Why Ron Swanson Remains One Of TV’s Most Memorable Sitcom Characters
There are a handful of memorable sitcom characters from the mid-2000s that have since become beloved figures in pop culture, including the likes of Dwight Schrute from The Office, Barney Stinson from How I Met Your Mother, and Tobias Fünke from Arrested Development. Swanson is also one of these characters, in large part due to Offerman’s performance and sensibilities. The very premise of the character is, itself, also hilarious, with Swanson, a strong proponent of small government, actively trying to sabotage government projects in Parks and Recreation while himself serving as the head of a municipal department.
Parks and Recreation takes this further, however, building out Swanson as an old-school man’s man who loves red meat, wood carving, and avoiding expressing any sort of emotion. Although he is wacky in his own ways, he comes across in Parks and Recreation as something of a straight man, playing off of more spirited or quirky characters like Knope, Andy (Chris Pratt), April (Aubrey Plaza), Tom (Aziz Ansari), Donna (Retta), and Jerry (Jim O’Heir). Swanson is certainly funny on his own, but it’s really how he plays off of the rest of the show’s characters that makes him so entertaining.

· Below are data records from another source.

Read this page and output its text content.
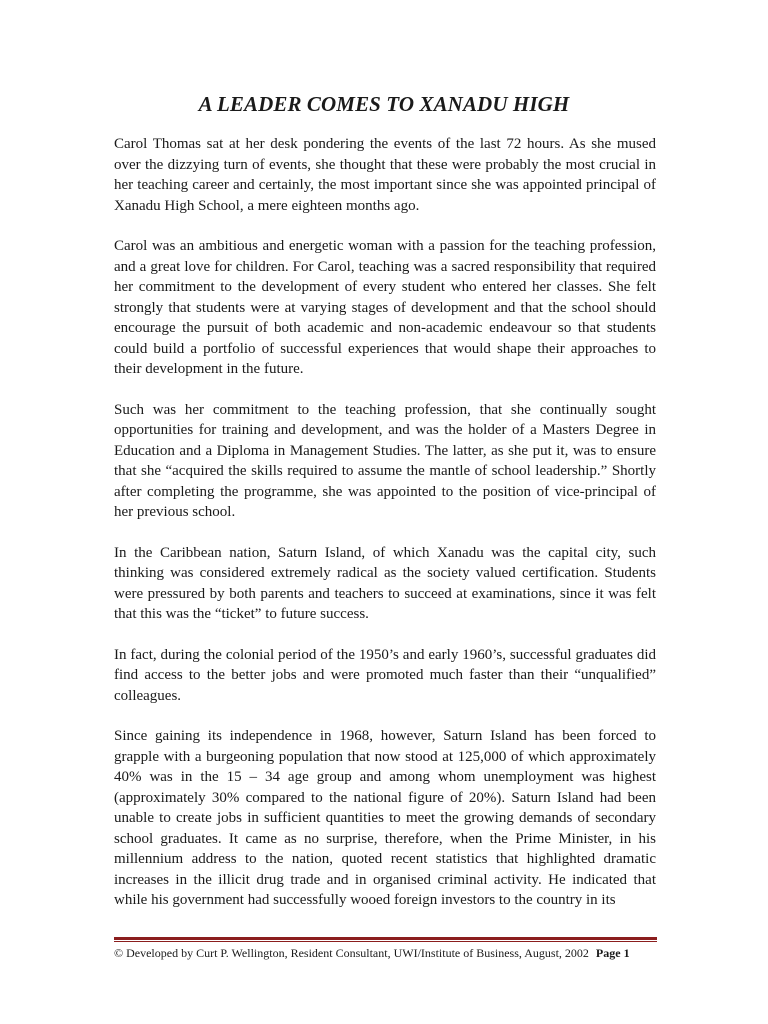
A LEADER COMES TO XANADU HIGH

Carol Thomas sat at her desk pondering the events of the last 72 hours. As she mused over the dizzying turn of events, she thought that these were probably the most crucial in her teaching career and certainly, the most important since she was appointed principal of Xanadu High School, a mere eighteen months ago.

Carol was an ambitious and energetic woman with a passion for the teaching profession, and a great love for children. For Carol, teaching was a sacred responsibility that required her commitment to the development of every student who entered her classes. She felt strongly that students were at varying stages of development and that the school should encourage the pursuit of both academic and non-academic endeavour so that students could build a portfolio of successful experiences that would shape their approaches to their development in the future.

Such was her commitment to the teaching profession, that she continually sought opportunities for training and development, and was the holder of a Masters Degree in Education and a Diploma in Management Studies. The latter, as she put it, was to ensure that she “acquired the skills required to assume the mantle of school leadership.” Shortly after completing the programme, she was appointed to the position of vice-principal of her previous school.

In the Caribbean nation, Saturn Island, of which Xanadu was the capital city, such thinking was considered extremely radical as the society valued certification. Students were pressured by both parents and teachers to succeed at examinations, since it was felt that this was the “ticket” to future success.

In fact, during the colonial period of the 1950’s and early 1960’s, successful graduates did find access to the better jobs and were promoted much faster than their “unqualified” colleagues.

Since gaining its independence in 1968, however, Saturn Island has been forced to grapple with a burgeoning population that now stood at 125,000 of which approximately 40% was in the 15 – 34 age group and among whom unemployment was highest (approximately 30% compared to the national figure of 20%). Saturn Island had been unable to create jobs in sufficient quantities to meet the growing demands of secondary school graduates. It came as no surprise, therefore, when the Prime Minister, in his millennium address to the nation, quoted recent statistics that highlighted dramatic increases in the illicit drug trade and in organised criminal activity. He indicated that while his government had successfully wooed foreign investors to the country in its

© Developed by Curt P. Wellington, Resident Consultant, UWI/Institute of Business, August, 2002 Page 1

Plus, while Swanson largely stays the same throughout all seven seasons of Parks and Recreation, he is also shown to have the capacity for change. After spending several seasons avoiding doing any work or furthering any government projects, Swanson’s inner humanity does sometimes shine through when he helps Leslie or one of the other characters. While Offerman’s story suggests that there are certainly some similarities between him and Swanson, including a love of meat, the sheer quantities involved mean that he does occasionally have to whip out a Ziploc.